Em relação à constituição da profissão de serviço social no Brasil, a partir do processo dialético de contextualização histórica, social e cultural desde o seu surgimento na realidade brasileira, assinale a opção correta.
- A)O serviço social é uma profissão advinda de um cenário de lutas e contradições que impulsionaram a categoria na construção de uma consciência homogênea e seletiva.
Errada, porque a profissão não construiu uma consciência homogênea e seletiva, mas se desenvolveu em meio a contradições históricas e mudanças teórico-metodológicas.
- B)Por ter-se constituído no âmago assistencialista da igreja católica, a profissão não conseguiu construir uma identidade não alienadora.
Errada, pois a influência inicial da Igreja Católica não impede que o Serviço Social tenha construído, posteriormente, uma identidade crítica e não alienadora.
- C)O assistente social, por ser um profissional inserido na divisão sociotécnica do trabalho com vistas à manutenção do status quo, consegue ultrapassar as barreiras alienantes do sistema.
Errada, porque, embora inserido na divisão sociotécnica do trabalho e ligado à reprodução das relações sociais, o assistente social não ultrapassa simplesmente as barreiras alienantes do sistema por vontade própria.
- D)A identidade profissional do assistente social nasceu atrelada ao sistema capitalista, como categoria histórica, política e social, imbuída permanentemente no confronto das contradições postas pelo sistema em determinados períodos históricos.

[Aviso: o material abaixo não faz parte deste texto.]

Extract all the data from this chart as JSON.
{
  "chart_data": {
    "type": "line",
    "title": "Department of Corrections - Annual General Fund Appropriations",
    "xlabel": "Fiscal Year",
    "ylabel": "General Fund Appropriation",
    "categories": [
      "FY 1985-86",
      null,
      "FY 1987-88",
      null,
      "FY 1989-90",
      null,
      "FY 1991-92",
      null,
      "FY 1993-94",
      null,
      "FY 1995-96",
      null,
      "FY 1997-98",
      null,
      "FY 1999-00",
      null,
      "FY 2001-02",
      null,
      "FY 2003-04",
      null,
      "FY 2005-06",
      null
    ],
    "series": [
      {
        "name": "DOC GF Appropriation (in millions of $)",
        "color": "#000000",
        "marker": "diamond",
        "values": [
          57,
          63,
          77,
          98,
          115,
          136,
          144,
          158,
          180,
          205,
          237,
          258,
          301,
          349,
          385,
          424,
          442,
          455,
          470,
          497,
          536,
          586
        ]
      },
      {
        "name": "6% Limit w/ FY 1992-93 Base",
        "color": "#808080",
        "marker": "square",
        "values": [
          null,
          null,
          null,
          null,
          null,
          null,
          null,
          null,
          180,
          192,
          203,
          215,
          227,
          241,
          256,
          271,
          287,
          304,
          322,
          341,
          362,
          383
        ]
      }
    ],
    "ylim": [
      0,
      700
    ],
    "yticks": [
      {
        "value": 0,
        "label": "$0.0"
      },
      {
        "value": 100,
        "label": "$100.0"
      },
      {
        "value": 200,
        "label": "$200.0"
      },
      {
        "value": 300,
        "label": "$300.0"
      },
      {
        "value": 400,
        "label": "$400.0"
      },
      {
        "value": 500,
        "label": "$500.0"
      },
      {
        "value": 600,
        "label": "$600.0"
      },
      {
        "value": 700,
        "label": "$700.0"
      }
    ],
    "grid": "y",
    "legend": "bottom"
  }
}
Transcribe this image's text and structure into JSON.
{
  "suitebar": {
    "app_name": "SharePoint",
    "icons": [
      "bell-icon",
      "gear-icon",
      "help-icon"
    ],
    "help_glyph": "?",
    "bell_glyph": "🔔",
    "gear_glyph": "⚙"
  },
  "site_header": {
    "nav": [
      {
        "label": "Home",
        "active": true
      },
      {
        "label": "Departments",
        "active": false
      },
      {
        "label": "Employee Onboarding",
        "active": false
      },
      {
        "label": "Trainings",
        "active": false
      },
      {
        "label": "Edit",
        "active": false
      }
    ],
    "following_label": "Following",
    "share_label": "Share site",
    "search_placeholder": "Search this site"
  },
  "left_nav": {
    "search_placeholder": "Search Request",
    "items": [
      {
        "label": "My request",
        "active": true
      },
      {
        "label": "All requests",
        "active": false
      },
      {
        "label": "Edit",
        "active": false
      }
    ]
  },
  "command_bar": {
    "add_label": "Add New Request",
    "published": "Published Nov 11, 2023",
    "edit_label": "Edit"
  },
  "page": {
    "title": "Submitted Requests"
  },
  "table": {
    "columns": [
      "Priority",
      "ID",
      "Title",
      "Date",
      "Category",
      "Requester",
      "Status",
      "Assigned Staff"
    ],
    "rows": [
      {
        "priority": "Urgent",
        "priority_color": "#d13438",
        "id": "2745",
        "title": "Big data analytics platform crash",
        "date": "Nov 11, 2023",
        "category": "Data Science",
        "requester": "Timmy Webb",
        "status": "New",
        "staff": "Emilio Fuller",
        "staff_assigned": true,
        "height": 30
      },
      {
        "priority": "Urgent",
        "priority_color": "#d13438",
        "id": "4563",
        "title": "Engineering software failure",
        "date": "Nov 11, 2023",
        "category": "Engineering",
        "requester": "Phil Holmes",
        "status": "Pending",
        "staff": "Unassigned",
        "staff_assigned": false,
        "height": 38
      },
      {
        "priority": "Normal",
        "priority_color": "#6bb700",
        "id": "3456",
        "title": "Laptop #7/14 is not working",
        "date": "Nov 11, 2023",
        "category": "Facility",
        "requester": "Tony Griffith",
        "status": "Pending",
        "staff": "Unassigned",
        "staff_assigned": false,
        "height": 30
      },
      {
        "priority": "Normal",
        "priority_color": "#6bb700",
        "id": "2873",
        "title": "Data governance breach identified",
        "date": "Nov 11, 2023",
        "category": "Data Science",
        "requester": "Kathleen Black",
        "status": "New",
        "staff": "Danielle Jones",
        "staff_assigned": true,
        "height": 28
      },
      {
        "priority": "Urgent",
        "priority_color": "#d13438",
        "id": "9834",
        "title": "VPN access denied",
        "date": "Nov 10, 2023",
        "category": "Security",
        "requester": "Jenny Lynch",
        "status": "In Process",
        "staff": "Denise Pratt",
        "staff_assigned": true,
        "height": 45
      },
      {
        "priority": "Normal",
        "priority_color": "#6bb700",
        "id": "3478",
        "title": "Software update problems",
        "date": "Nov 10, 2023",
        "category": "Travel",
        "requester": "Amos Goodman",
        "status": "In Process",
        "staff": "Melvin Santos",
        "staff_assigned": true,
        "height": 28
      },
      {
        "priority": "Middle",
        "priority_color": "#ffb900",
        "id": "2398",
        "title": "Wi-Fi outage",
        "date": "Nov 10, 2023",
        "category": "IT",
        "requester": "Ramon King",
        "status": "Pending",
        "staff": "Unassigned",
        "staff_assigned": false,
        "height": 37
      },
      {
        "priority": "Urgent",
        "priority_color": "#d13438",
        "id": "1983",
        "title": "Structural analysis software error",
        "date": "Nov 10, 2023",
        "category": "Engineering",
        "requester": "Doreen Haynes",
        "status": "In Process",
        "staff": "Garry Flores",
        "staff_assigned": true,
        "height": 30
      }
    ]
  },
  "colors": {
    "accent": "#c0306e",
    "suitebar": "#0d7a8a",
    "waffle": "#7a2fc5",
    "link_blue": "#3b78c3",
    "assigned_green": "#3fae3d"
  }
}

Certa, porque a identidade profissional do assistente social se constituiu historicamente vinculada ao capitalismo e às contradições sociais, políticas e econômicas que atravessam a profissão.
Gabarito: D
O Serviço Social no Brasil não nasceu como uma profissão neutra ou isolada do contexto. Ele surge ligado ao desenvolvimento do capitalismo, às tensões entre capital e trabalho e às respostas institucionais criadas para lidar com a questão social. Em outras palavras: a profissão aparece dentro de um cenário histórico cheio de conflitos, desigualdades e disputas, e não em um ambiente “harmonioso” ou puramente filantrópico. No início, houve forte influência da Igreja Católica e do pensamento conservador, com atuação marcada pela assistência e pela moralização dos pobres. Mas isso não significa que a profissão ficou congelada nesse molde para sempre. Ao longo da sua trajetória, o Serviço Social foi se transformando, especialmente quando passou a se vincular de forma mais crítica às contradições da sociedade brasileira e às expressões da questão social. A alternativa correta é a D porque ela entende o assistente social como parte de uma categoria histórica, política e social, formada no interior da divisão social e técnica do trabalho e atravessada permanentemente pelas contradições do sistema capitalista. Esse raciocínio é compatível com a leitura crítica da profissão, muito presente na tradição marxista e no Projeto Ético-Político do Serviço Social. Já as demais opções escorregam em ideias como identidade homogênea, impossibilidade de construção crítica ou superação das barreiras do sistema como se a profissão estivesse acima das determinações sociais. E não é bem assim: o Serviço Social não flutua no céu das boas intenções, ele pisa no chão duro da história.